The development of kidney organoids using human adult or PSCs holds great significance in understanding kidney development and modeling kidney diseases. Kidney organoids allow for personalized studies of genetic kidney diseases and drug screening on a human-derived platform. Although they have tremendous promise, kidney organoids currently have limitations in terms of maturity and inability to represent all types of kidney cell. To develop the in vivo mimic human kidney and related diseases, we need to mature them by recapitulating developing kidney interactions, especially between the UB and MM, and focus on the development of vascularized organoids, given the intimate relationship between the kidney and vasculature. Kidney organoids have the potential to be used for genetic studies of adult and fetal kidney disease, drug screening, and personalized medicine development. The progress in kidney organoid technology has the potential to expedite the development of more precise and efficient kidney disease treatments.

Conflict of interests

The author declare no potential conflict of interest.

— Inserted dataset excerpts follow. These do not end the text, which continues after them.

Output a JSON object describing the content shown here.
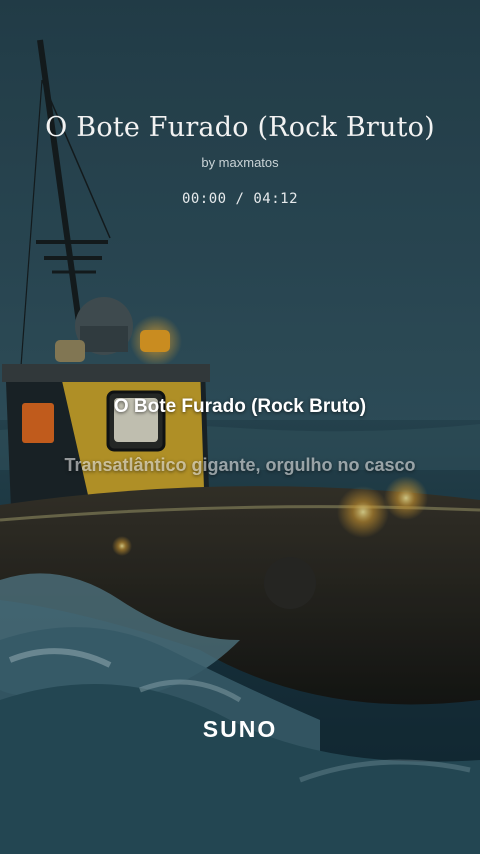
{
  "song": {
    "title": "O Bote Furado (Rock Bruto)",
    "byline": "by maxmatos",
    "time_display": "00:00 / 04:12"
  },
  "lyrics": {
    "current": "O Bote Furado (Rock Bruto)",
    "next": "Transatlântico gigante, orgulho no casco"
  },
  "brand": {
    "logo_text": "SUNO"
  },
  "colors": {
    "sky": "#2b4a56",
    "sea": "#183440",
    "cabin_yellow": "#d4a928",
    "light_amber": "#ffb733"
  }
}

This research was supported by the Korea Research Institute of Bioscience and Biotechnology (KRIBB) Research Initiative Program (KGM4722122), and the National Research Foundation of Korea funded by the Ministry of Science and ICT (NRF-2019R1C1C1006822).

Authors’ contributions

The article is prepared by a single author.

Ethics approval

This manuscript does not require IRB/IACUC approval because there are no human and animal participants.